12 de julio de 2017
La quita de 70.000 pensiones a personas con discapacidad es una nueva escalada en el ajuste fiscal. Se apuntó a uno de los sectores más excluidos de la población, caracterizado por un elevado índice de pobreza.
Dos factores explican la alta correlación entre discapacidad y pobreza. Sufren mayor desempleo, cercano al 80%, y deben afrontar gastos adicionales al resto de la población, por necesidad de transporte accesible, asistencia personal y tratamientos para la salud. En tanto, en comunidades pobres prevalece más la discapacidad. La pensión que se otorga a quienes no trabajan, es apenas un paliativo, pero esencial para la subsistencia. Su eliminación, sumada a las políticas inflacionarias de Cambiemos, es un cóctel letal para el sector. Asimismo, la medida dejó entrever la concepción retrógrada de la discapacidad que tienen los funcionarios. Se fundamentó apelando a un decreto de 1997 que define la incapacidad laboral a partir de métricas médicas, cuando esta surge de la interacción de la persona con el entorno. El énfasis debe centrarse en derribar las barreras que la sociedad impone y no en el déficit de la persona. Así lo plantea la Convención de los Derechos de las Personas con Discapacidad de ONU, norma que obliga al país a armonizar su legislación. Ello amerita el reemplazo del decreto por uno respetuoso de la dignidad de las personas.

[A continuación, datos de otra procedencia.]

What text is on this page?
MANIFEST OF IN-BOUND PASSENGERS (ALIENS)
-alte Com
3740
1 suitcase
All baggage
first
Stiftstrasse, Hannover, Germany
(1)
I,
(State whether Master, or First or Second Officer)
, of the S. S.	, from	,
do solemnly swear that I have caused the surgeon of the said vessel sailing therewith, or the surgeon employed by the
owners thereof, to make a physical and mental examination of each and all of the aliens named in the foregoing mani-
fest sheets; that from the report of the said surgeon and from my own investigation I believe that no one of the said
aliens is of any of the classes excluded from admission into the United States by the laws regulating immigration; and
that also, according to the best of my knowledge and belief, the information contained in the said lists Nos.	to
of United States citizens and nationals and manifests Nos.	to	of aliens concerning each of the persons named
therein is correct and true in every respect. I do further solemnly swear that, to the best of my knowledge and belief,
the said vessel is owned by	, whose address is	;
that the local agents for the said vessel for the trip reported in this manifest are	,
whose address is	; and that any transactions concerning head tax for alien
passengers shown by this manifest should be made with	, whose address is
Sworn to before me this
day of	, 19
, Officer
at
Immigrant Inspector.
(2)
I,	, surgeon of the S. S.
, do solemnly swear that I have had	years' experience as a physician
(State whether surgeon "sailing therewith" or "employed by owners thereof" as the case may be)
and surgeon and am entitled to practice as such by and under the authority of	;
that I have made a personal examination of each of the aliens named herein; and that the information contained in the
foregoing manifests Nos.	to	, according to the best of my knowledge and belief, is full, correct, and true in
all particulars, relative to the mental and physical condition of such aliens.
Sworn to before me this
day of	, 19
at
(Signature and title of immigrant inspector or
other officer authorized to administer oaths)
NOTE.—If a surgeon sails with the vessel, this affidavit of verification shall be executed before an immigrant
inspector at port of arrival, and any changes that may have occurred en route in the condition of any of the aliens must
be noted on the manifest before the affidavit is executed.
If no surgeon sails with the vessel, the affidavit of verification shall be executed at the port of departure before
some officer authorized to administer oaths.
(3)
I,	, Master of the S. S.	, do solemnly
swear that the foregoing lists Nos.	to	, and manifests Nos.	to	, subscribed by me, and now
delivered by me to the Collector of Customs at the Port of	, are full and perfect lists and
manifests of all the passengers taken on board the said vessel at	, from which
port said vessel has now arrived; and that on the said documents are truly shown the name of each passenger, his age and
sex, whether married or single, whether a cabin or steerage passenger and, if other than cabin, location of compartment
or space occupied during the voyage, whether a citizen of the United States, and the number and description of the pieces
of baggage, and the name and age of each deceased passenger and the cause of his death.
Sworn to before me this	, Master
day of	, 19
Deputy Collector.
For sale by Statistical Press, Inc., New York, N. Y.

Para colmo, semanas atrás se lanzó, con «globos y platillos», un Plan Nacional de Discapacidad que por el momento es puro marketing. No tiene metas ni presupuesto. Es el Estado quien debe garantizar trabajo antes que eliminar pensiones, pero no hay indicio de avances en esa dirección. Sin duda, un caso testigo de cómo Cambiemos piensa al Estado. Un puñal para los sectores más vulnerables.